Nos créditos do LP, vemos o registro mais antigo de uma gravação do instrumento batizado com esse nome. “Realmente eu toquei guitarra baiana nesse disco do Moraes. Eu não tinha essa ideia, a ideia era fazer com o guitarrão [a guitarra], acompanhando os arranjos, com a craviola e o bandolim, mas tem essa gravação de guitarra baiana na música ‘Guitarra Baiana’. Por sinal, ligeira pra caramba. Fiz até pra justificar o nome, que é o nome da música”, conta Armandinho.
Viver em harmonia com meu violão
O primeiro disco solo de Moraes Moreira é homônimo quase por acaso, porque, até esta data, o músico assinava suas obras apenas como Moraes. Moreira, apelido de Antônio Carlos Moraes Pires, que passou a ser seu nome artístico naquele momento.
“Esse disco é um recomeço, quando ele está saindo para os primeiros voos e sonhos solo. Marca muito o Moraes compositor, que desabrochou. É um disco em que quase todas as composições são dele, mas tem parceria com o Luiz Gonzaga e com o Galvão. É um disco com muita personalidade, mostra o lado do Moraes roqueiro, violonista”.
“Marca o início de uma caminhada dura — de um cara que sai de uma banda grande e inicia solo —, mas que viria a ser muito vitoriosa também. É o início do Moraes Moreira como grande artista de projeção nacional que ele virou, representando o frevo, o carnaval, o afoxé, o rock, toda essa diversidade da nossa música”, diz Davi Moraes.
“É um trabalho em que ele resgata um monte de coisas, principalmente do interiorano. Moraes foi um interiorano a vida inteira, um cara que cantou pro interior, pra esse Brasil interior. Ele tinha muito esse espírito interiorano. E nesse primeiro disco ele retrata muito isso, ele fala da gruta da mangabeira e tal, dos lugares da terra dele. É super importante como chegada de Moraes Moreira no cenário musical brasileiro em carreira solo. Ele deu uma geral no que viria a ser o Moraes Moreira para a música brasileira. O Moraes totalmente MPB, bem Brasil”, comenta Armandinho.
Sobre o visual do álbum de 1975, Cecília recorda como foi feita a foto que ilustra a capa: um Moraes Moreira moço, de bigode vasto, camisa vermelha com pequenos desenhos e alguns botões abertos, cabeleira até os ombros e uma postura quase escolar.
“A imagem do fundo da foto, aqueles coqueiros, era um pano que ficava em cima da cama dos meus pais. Era um pano de decoração, que tinha muito na época, era uma coisa meio hippie. Eu me lembro, a gente tinha ido com ele e o fotógrafo [Antonio Henrique Nitzsche] ia tirar a foto da capa desse disco, lembro dele botando o pano e aquela Bahia ali atrás”.
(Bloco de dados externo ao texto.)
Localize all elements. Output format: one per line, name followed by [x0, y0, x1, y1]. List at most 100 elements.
Segundo os entrevistados, o disco teve uma boa repercussão quando foi lançado. Mú Carvalho conta que, logo após a finalização do LP, Moraes o convidou pra tocar na sua banda, que iria sair em turnê. “A partir dali, quando Moraes entrega o disco pra gravadora, ele já me colocou na banda. Ele já queria teclados e curtiu a minha onda tocando, aí já me levou. A gente começou a ensaiar pra fazer os shows desse disco pelo Brasil, e o trio virou um quarteto. Foi quando nasceu A Cor do Som. Depois a gente voltou a gravar com ele no segundo, no terceiro, no quarto disco. A gente ficou gravando os discos do Moraes. Era um repertório espetacular, né?”.
Davi conta como foi assistir o pai melhorar as condições de vida dele e da família, com o andamento de sua carreira solo. “A gente acompanhou, eu e Ciça, o crescimento dele acontecendo. Eles saíram lá do sítio, e a gente não tinha condição ainda de ter uma casa. Nós morávamos com os meus avós maternos, nós seis juntos. Depois foi o primeiro apartamento que a gente alugou, ali na Rua Venâncio Flores, no Leblon. Daqui a pouco foi um apartamento melhor. Daqui a pouco foi a primeira casa que ele pôde comprar. A gente viu essa ascensão. É uma história muito bonita”.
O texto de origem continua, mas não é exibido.